I'm working on a project with Apache Spark in Scala and I'm facing an issue while trying to iterate over the rows of a DataFrame and extract values from columns of a CSV file.
Here's the code I'm using:
import org.apache.spark.sql.SparkSession
object ExampleDataFrameIteration {
def main(args: Array[String]): Unit = {
val spark = SparkSession.builder().appName("ExampleDataFrameIteration").getOrCreate()
// Load the CSV file
val df = spark.read.csv("path/to/file.csv")
// Iterate over the rows
df.foreach { row =>
// Extract values from columns
val number = row.getAs[String]("number")
val account = row.getAs[String]("account")
// Show the values
println(s"number: $number, Account: $account")
}
spark.stop()
}
}
However, when running the code, I'm not getting the expected output in the console.
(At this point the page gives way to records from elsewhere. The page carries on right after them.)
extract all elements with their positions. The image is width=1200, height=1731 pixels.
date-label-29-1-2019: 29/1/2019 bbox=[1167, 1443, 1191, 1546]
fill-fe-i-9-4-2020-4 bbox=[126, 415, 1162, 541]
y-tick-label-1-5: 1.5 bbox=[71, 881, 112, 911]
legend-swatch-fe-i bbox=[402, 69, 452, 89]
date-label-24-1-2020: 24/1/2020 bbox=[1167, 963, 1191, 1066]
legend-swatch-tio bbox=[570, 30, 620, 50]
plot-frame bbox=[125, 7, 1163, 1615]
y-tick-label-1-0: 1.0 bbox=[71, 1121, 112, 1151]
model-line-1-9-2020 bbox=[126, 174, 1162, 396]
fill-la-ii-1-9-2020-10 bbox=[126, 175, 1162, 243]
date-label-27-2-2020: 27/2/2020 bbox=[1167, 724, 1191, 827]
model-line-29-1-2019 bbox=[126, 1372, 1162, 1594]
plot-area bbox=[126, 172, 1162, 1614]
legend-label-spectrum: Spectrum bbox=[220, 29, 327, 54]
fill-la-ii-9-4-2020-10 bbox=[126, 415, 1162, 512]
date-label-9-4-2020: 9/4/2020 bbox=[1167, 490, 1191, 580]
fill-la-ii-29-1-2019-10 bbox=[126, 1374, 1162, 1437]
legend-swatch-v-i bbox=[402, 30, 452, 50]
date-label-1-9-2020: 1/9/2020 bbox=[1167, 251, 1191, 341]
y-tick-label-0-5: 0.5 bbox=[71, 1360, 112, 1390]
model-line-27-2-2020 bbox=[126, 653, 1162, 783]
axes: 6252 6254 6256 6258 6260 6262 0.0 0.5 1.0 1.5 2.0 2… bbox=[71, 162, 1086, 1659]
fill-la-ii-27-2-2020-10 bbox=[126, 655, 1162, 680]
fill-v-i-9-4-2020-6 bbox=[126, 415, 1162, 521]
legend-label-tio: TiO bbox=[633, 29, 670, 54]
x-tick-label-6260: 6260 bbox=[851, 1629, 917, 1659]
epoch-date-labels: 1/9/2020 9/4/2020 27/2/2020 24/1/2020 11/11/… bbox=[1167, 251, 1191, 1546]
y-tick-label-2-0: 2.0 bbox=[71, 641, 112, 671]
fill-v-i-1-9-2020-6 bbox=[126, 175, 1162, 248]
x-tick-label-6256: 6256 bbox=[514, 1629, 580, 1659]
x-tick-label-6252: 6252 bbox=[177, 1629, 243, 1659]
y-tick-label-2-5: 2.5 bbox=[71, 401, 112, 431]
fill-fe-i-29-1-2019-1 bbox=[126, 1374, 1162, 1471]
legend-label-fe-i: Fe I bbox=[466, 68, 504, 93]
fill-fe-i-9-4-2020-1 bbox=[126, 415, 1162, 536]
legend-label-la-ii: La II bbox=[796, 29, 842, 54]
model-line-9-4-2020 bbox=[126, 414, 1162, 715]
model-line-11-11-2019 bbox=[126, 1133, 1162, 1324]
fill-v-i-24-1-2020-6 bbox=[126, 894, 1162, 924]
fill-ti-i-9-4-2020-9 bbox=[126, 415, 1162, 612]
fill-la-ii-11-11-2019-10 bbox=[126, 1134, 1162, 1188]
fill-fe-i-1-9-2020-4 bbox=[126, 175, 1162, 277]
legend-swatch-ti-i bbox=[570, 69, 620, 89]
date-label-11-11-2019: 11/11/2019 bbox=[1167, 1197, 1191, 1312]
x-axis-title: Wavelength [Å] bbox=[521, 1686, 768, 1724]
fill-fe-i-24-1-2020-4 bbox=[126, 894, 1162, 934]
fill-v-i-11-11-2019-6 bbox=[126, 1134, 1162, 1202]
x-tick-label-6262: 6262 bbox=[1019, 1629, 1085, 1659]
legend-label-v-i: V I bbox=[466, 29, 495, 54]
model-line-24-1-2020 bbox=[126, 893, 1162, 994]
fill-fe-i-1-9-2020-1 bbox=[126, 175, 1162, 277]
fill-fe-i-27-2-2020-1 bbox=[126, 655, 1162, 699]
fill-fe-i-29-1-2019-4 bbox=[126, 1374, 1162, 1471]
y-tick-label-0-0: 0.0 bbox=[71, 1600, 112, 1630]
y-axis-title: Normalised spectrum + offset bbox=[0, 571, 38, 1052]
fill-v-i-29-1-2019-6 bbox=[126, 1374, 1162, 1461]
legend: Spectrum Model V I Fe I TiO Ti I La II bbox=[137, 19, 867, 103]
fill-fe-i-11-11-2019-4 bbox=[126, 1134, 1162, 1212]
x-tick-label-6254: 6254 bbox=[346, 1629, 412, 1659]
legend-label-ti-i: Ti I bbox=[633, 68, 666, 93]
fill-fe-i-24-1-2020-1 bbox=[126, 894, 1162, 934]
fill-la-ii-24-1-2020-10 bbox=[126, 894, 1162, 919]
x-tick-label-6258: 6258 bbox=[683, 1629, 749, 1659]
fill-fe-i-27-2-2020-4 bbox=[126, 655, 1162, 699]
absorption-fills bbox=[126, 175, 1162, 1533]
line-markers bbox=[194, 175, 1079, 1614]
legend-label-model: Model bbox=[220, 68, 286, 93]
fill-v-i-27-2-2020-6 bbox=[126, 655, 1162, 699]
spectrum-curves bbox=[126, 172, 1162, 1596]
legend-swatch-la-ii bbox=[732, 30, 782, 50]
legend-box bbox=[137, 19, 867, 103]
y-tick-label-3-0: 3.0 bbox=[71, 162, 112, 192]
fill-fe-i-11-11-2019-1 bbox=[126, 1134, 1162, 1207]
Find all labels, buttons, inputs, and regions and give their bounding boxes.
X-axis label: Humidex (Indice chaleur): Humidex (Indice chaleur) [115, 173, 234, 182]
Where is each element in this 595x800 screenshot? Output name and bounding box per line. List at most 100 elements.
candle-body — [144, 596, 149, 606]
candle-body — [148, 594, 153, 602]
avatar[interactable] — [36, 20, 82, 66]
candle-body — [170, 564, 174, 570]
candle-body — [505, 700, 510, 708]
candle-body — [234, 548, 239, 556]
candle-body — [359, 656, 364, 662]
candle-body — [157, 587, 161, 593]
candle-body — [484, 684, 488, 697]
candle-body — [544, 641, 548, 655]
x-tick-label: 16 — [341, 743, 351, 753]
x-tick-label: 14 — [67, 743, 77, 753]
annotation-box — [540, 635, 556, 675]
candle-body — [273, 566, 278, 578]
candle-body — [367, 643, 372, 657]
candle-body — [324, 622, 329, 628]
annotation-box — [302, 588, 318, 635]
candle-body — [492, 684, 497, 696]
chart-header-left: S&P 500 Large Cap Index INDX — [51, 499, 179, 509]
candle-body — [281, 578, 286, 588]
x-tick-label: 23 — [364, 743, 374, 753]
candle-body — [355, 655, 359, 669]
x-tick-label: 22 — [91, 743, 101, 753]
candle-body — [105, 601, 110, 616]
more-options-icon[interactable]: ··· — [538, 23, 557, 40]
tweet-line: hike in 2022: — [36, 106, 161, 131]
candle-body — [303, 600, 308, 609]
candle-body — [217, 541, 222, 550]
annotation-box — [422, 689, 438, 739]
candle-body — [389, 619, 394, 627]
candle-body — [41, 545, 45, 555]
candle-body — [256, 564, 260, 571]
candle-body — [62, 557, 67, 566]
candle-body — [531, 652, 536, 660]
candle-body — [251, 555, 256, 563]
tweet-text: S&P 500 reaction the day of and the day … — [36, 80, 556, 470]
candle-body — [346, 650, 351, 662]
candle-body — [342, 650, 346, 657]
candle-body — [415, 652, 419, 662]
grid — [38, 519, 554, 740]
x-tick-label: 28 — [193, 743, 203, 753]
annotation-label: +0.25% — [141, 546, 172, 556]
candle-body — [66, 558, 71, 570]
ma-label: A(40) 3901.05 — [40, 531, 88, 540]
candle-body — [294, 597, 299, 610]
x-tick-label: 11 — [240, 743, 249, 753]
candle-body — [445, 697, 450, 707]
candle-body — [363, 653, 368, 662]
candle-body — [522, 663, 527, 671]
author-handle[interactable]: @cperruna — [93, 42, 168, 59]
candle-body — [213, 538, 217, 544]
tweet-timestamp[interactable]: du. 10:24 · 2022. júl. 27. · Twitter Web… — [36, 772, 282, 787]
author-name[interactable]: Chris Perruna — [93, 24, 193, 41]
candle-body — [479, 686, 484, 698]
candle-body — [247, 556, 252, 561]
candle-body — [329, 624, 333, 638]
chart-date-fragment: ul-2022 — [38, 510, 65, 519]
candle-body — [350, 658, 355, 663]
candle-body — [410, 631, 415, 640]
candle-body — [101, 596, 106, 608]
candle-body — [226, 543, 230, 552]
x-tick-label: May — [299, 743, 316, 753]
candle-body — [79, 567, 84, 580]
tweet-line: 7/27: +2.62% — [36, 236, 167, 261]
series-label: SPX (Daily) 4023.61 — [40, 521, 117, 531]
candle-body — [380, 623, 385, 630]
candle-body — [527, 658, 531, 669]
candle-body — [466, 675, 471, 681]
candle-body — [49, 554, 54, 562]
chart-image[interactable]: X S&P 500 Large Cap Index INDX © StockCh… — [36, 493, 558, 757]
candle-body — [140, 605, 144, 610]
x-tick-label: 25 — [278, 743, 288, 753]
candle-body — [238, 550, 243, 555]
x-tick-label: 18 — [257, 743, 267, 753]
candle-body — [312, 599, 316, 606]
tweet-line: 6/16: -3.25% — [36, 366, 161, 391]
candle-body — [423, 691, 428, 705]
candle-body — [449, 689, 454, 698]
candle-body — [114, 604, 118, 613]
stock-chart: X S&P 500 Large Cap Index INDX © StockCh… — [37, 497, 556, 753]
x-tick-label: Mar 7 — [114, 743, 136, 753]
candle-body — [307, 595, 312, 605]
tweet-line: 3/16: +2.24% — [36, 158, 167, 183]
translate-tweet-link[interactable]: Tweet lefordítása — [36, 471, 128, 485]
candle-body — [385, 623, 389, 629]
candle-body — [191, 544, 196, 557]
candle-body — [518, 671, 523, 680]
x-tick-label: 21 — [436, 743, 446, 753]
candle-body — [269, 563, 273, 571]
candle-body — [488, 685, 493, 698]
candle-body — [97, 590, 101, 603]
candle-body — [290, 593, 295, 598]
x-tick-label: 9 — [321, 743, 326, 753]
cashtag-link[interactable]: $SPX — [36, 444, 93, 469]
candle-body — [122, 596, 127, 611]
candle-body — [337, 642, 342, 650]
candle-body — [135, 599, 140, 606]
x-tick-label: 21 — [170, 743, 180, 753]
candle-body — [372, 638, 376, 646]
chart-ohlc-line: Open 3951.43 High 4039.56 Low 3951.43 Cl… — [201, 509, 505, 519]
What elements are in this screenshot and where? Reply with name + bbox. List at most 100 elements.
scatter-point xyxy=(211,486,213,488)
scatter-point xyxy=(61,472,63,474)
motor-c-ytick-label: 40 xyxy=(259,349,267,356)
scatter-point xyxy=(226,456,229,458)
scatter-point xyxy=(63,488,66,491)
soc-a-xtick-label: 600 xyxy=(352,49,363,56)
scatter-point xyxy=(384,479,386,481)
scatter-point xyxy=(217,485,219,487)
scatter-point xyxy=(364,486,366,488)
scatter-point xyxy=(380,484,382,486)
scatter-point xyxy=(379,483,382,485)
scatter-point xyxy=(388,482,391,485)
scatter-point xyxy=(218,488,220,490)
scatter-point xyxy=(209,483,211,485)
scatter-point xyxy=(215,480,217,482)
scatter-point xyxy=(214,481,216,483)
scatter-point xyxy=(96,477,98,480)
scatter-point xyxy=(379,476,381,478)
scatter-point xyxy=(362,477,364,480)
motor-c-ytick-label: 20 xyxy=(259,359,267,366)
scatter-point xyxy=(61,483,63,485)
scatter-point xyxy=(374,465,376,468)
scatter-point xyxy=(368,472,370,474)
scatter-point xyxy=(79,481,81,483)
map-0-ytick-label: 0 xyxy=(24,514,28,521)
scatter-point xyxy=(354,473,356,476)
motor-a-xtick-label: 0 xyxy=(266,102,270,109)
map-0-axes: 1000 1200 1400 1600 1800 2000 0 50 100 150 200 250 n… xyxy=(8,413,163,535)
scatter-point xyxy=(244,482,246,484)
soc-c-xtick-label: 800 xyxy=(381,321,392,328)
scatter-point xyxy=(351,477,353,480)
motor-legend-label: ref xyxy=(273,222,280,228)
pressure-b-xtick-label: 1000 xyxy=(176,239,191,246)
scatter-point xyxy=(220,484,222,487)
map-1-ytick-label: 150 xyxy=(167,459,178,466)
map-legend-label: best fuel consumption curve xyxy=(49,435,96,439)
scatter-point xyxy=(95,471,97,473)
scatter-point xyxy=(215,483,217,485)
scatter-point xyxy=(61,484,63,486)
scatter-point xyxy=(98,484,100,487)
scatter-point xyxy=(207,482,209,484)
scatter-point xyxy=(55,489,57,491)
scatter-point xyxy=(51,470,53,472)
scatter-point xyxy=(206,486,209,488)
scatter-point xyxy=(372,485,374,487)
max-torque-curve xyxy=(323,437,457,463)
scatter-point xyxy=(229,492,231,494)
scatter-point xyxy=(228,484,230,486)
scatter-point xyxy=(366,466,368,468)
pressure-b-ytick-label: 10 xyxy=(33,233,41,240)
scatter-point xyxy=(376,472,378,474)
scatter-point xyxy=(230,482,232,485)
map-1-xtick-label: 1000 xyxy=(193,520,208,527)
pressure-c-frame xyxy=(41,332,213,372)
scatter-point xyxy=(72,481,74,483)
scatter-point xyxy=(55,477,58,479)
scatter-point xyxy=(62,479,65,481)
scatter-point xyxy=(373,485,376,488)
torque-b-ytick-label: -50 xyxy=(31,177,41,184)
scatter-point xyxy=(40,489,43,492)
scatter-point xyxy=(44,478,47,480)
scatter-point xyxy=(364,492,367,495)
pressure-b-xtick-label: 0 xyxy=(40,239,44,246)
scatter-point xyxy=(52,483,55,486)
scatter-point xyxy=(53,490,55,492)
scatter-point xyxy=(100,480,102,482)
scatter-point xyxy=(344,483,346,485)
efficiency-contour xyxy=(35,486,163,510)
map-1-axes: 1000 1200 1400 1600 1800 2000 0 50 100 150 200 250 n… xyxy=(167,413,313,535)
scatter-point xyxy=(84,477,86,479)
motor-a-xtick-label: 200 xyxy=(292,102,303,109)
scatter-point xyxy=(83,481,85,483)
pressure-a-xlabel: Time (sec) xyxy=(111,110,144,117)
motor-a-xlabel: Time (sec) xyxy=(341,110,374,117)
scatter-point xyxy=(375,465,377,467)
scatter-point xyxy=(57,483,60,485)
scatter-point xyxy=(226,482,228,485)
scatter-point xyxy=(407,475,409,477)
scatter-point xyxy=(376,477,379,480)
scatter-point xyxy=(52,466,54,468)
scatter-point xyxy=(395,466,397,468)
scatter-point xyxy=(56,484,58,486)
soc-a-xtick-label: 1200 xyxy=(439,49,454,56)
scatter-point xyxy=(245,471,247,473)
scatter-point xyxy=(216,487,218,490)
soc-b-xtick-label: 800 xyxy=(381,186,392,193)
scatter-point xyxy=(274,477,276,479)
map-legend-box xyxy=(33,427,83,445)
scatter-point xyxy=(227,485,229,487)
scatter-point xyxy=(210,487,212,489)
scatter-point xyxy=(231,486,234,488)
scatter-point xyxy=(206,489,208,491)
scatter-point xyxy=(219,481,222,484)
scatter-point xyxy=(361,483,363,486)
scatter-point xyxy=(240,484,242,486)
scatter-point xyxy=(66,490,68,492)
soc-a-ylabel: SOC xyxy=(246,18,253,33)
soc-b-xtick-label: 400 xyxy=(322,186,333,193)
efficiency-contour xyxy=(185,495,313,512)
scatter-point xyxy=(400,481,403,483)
It seems like the println is not displaying anything, even though the CSV file has valid content.
I have already checked the path of the CSV file and I'm sure it's correct. Additionally, I confirmed that the CSV file has a header row with the column names 'number' and 'account'.
Could someone help me identify what might be causing this issue and how I can fix it?
Thanks in advance for any help or suggestions!
The job triggered by Spark is initiated from the driver and the actions run on the executor and the returns the result back to the driver due to the distributed nature of running the application.
This means if you want to fetch the result in the form of a println
then, you must use an action such as collect
to bring the result back to the driver node.
If you supplement the foreach
action with collect
as shown below, you should be able to see the data as expected:
df.collect.foreach { row =>
// Extract values from columns
val number = row.getAs[String]("number")
val account = row.getAs[String]("account")
// Show the values
println(s"number: $number, Account: $account")
}